Webcam for geolocation. A very new project uses an inexpensive Webcam to decode tags it sees as indicators of location. In the laptop-based demo I saw, when the clip-on camera "saw" the tag, the app using it as a sensor panned to visualize the location coded in the tag. Basically, it's a "quick and dirty" way to let the computer know its indoor position, so that it can provide location-based information. The demo we were looking at involved underground utilities, but it could be anything.

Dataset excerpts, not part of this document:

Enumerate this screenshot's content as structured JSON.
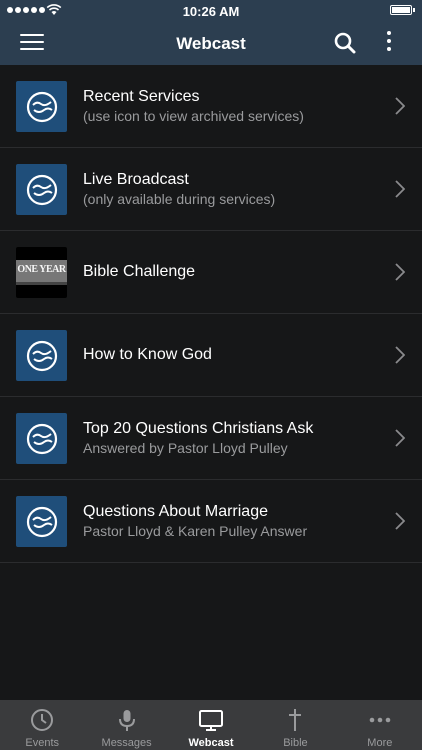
{
  "status_bar": {
    "time": "10:26 AM"
  },
  "header": {
    "title": "Webcast"
  },
  "items": [
    {
      "title": "Recent Services",
      "subtitle": "(use icon to view archived services)",
      "thumb": "church-logo"
    },
    {
      "title": "Live Broadcast",
      "subtitle": "(only available during services)",
      "thumb": "church-logo"
    },
    {
      "title": "Bible Challenge",
      "subtitle": "",
      "thumb": "one-year-photo",
      "thumb_text": "ONE YEAR"
    },
    {
      "title": "How to Know God",
      "subtitle": "",
      "thumb": "church-logo"
    },
    {
      "title": "Top 20 Questions Christians Ask",
      "subtitle": "Answered by Pastor Lloyd Pulley",
      "thumb": "church-logo"
    },
    {
      "title": "Questions About Marriage",
      "subtitle": "Pastor Lloyd & Karen Pulley Answer",
      "thumb": "church-logo"
    }
  ],
  "tabs": [
    {
      "label": "Events",
      "icon": "clock-icon",
      "active": false
    },
    {
      "label": "Messages",
      "icon": "microphone-icon",
      "active": false
    },
    {
      "label": "Webcast",
      "icon": "tv-icon",
      "active": true
    },
    {
      "label": "Bible",
      "icon": "cross-icon",
      "active": false
    },
    {
      "label": "More",
      "icon": "more-icon",
      "active": false
    }
  ],
  "colors": {
    "nav_bar": "#2c3e50",
    "background": "#161718",
    "thumb_blue": "#1f4e7a",
    "tab_bar": "#3a3b3d",
    "secondary_text": "#9a9b9d"
  }
}
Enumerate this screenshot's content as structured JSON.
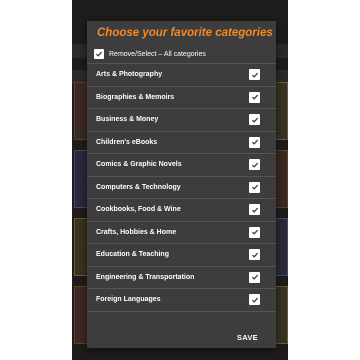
{
  "dialog": {
    "title": "Choose your favorite categories",
    "select_all_label": "Remove/Select – All categories",
    "select_all_checked": true,
    "save_label": "SAVE"
  },
  "categories": [
    {
      "label": "Arts & Photography",
      "checked": true
    },
    {
      "label": "Biographies & Memoirs",
      "checked": true
    },
    {
      "label": "Business & Money",
      "checked": true
    },
    {
      "label": "Children's eBooks",
      "checked": true
    },
    {
      "label": "Comics & Graphic Novels",
      "checked": true
    },
    {
      "label": "Computers & Technology",
      "checked": true
    },
    {
      "label": "Cookbooks, Food & Wine",
      "checked": true
    },
    {
      "label": "Crafts, Hobbies & Home",
      "checked": true
    },
    {
      "label": "Education & Teaching",
      "checked": true
    },
    {
      "label": "Engineering & Transportation",
      "checked": true
    },
    {
      "label": "Foreign Languages",
      "checked": true
    }
  ],
  "colors": {
    "title": "#f08a2a",
    "dialog_bg": "#3d3d3d",
    "divider": "#555555",
    "checkbox": "#ffffff",
    "checkmark": "#3d3d3d"
  },
  "icons": {
    "checkbox": "checkbox-checked-icon"
  }
}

Multitouch. Touch is "hot." Metropolis at this point has some basic touch controls, but another app better showed touch potential. I was taught to manipulate a 3D visualization of some sort of valve on the Multitouch Wall. (Here's CEO Carl Bass doing the same thing.) When I "clicked and dragged" with my finger, I expected the part to pan away from me. It didn't. A quick change to the UI changed what different touches would do. Now it behaved as I expected. Next I learned to use two fingers, then three, and eventually all ten. I'm slowly learning that you can convey quite a lot with several touches and that they do, indeed, save mouse clicks and perhaps the need for complex training. That said, I had a tough time after my 30 seconds of training getting just the right amount of pressure to operate the screen.

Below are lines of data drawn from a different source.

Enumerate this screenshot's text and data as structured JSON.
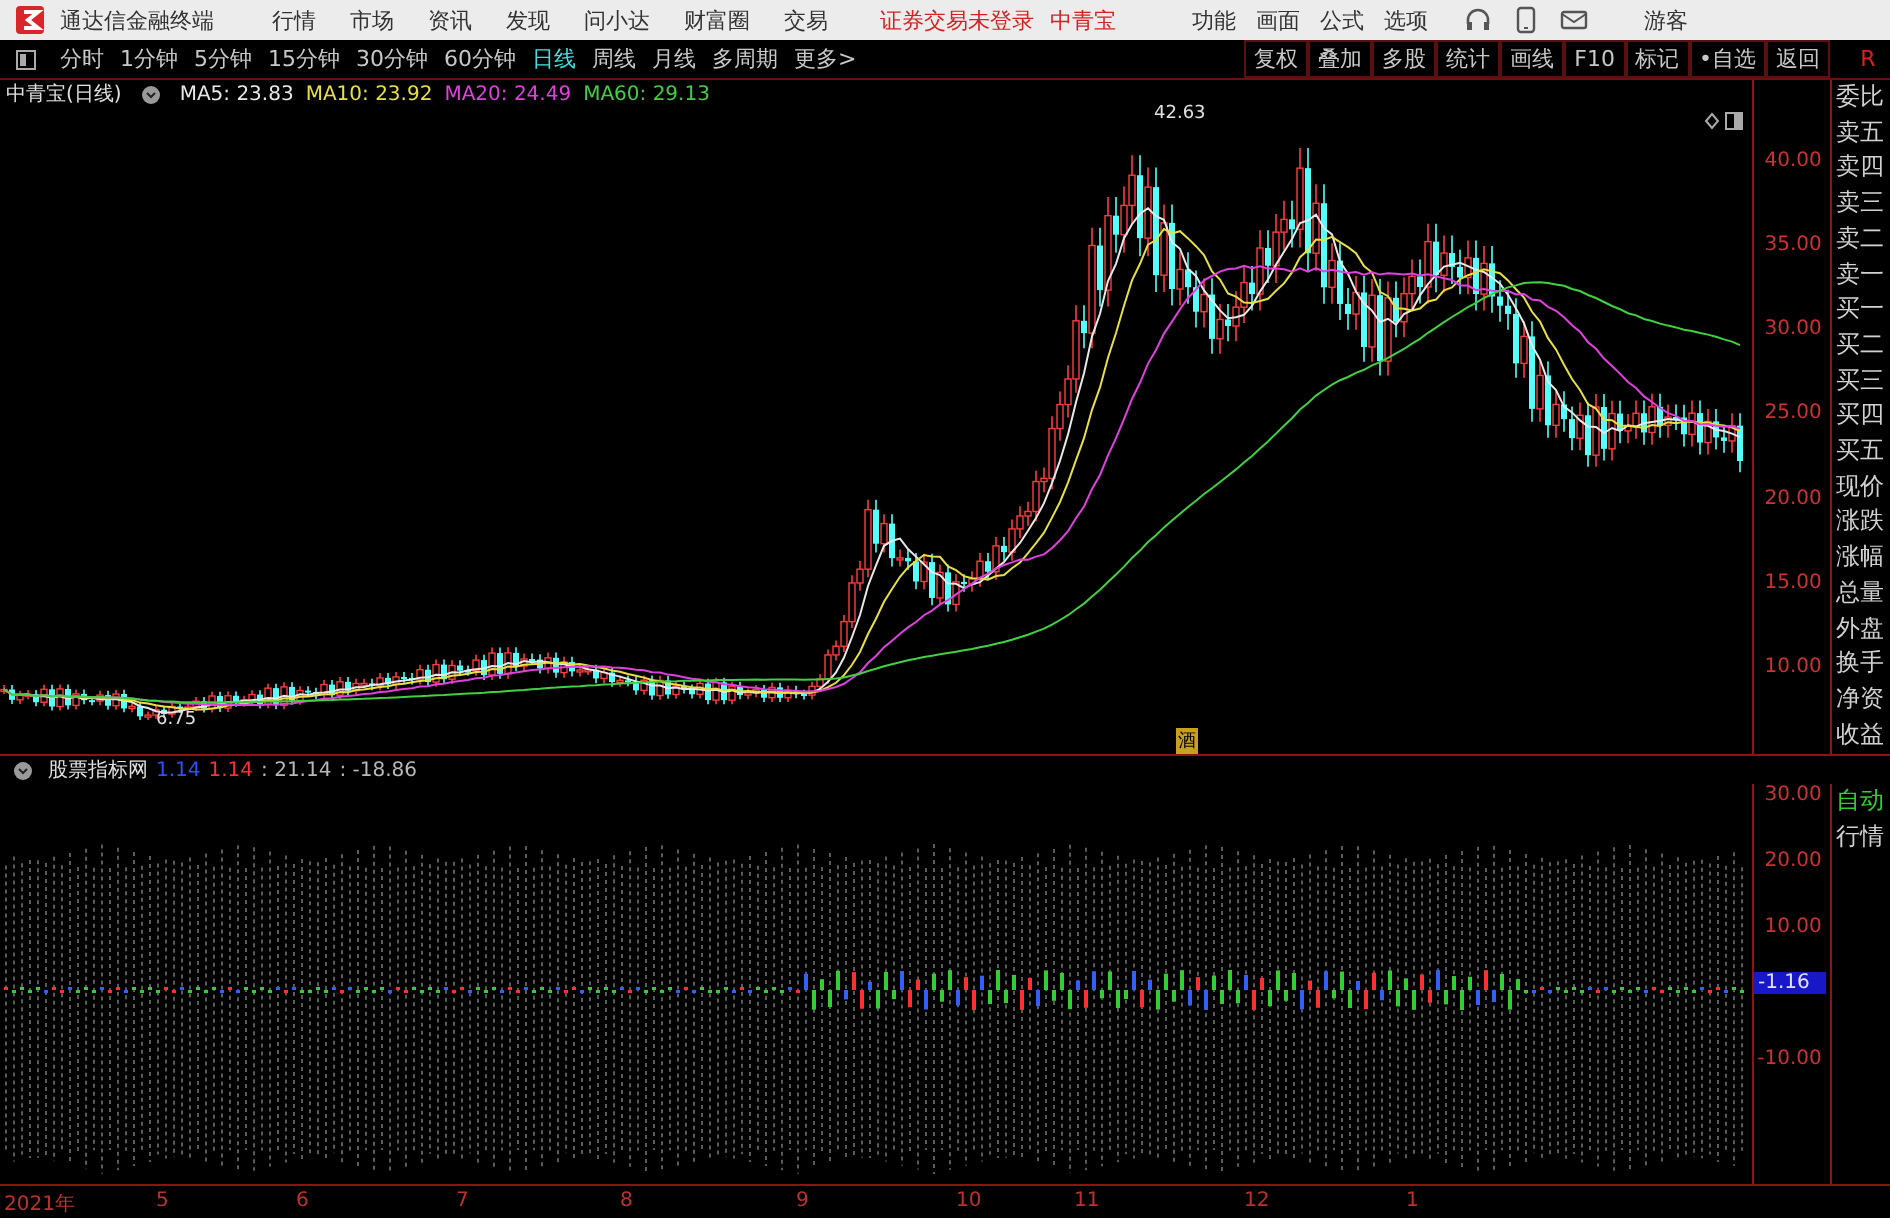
{
  "app_bar": {
    "title": "通达信金融终端",
    "menus": [
      "行情",
      "市场",
      "资讯",
      "发现",
      "问小达",
      "财富圈",
      "交易"
    ],
    "notice": "证券交易未登录",
    "stock": "中青宝",
    "tools": [
      "功能",
      "画面",
      "公式",
      "选项"
    ],
    "user": "游客"
  },
  "period_bar": {
    "periods": [
      {
        "label": "分时",
        "selected": false
      },
      {
        "label": "1分钟",
        "selected": false
      },
      {
        "label": "5分钟",
        "selected": false
      },
      {
        "label": "15分钟",
        "selected": false
      },
      {
        "label": "30分钟",
        "selected": false
      },
      {
        "label": "60分钟",
        "selected": false
      },
      {
        "label": "日线",
        "selected": true
      },
      {
        "label": "周线",
        "selected": false
      },
      {
        "label": "月线",
        "selected": false
      },
      {
        "label": "多周期",
        "selected": false
      }
    ],
    "more": "更多>",
    "actions": [
      "复权",
      "叠加",
      "多股",
      "统计",
      "画线",
      "F10",
      "标记",
      "•自选",
      "返回"
    ],
    "corner": "R"
  },
  "price_chart": {
    "title": "中青宝(日线)",
    "ma": [
      {
        "label": "MA5: 23.83",
        "color": "#e8e8e8"
      },
      {
        "label": "MA10: 23.92",
        "color": "#e8e040"
      },
      {
        "label": "MA20: 24.49",
        "color": "#e040e0"
      },
      {
        "label": "MA60: 29.13",
        "color": "#40d040"
      }
    ],
    "high_label": "42.63",
    "low_label": "6.75",
    "event_mark": "酒",
    "y_labels": [
      "40.00",
      "35.00",
      "30.00",
      "25.00",
      "20.00",
      "15.00",
      "10.00"
    ]
  },
  "quote_panel": {
    "items": [
      "委比",
      "卖五",
      "卖四",
      "卖三",
      "卖二",
      "卖一",
      "买一",
      "买二",
      "买三",
      "买四",
      "买五",
      "现价",
      "涨跌",
      "涨幅",
      "总量",
      "外盘",
      "换手",
      "净资",
      "收益"
    ]
  },
  "indicator": {
    "name": "股票指标网",
    "values": [
      {
        "text": "1.14",
        "color": "#3050ff"
      },
      {
        "text": "1.14",
        "color": "#ff3030"
      },
      {
        "text": ": 21.14",
        "color": "#b8b8b8"
      },
      {
        "text": ": -18.86",
        "color": "#b8b8b8"
      }
    ],
    "y_labels": [
      "30.00",
      "20.00",
      "10.00",
      "-10.00"
    ],
    "current": "-1.16",
    "side": [
      "自动",
      "行情"
    ]
  },
  "date_axis": [
    "2021年",
    "5",
    "6",
    "7",
    "8",
    "9",
    "10",
    "11",
    "12",
    "1"
  ]
}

Software as a service (SaaS). Autodesk's project Freewheel allows manipulation of 2D and 3D DWF files directly in the browser (no plug-in). One advantage of note: security. The data are never sent to the end user's machine, instead just the "image" is sent.

Adapx Pen. I guess every vendor has to have its own demo and implementation. I was hustled through Autodesk's implementation after I said I'd seen it in use with other vendors’ technology. (The Adapx pen is a Bluetooth pen that writes on special paper such that the pen stores the location of everything it writes [1, 2].) That information can be transferred back "onto" the electronic version of the printed document. Autodesk has a deal with HP so that its implementation can print out the required "special paper" that allows the pen to capture the location of content created with it. Autodesk's Design Review is smart enough to interpret the scribbles into "real" redlines - with arrows, clouds, etc. It' even possible with a Bluetooth GPS to note a photo location on paper, take the photo (compete with geotag) and have Design Review input a "hotlink" to it.

[Disclosure: Autodesk paid for travel, food and lodging for this event. Corporate gifts were declined in lieu of a donation to charity.]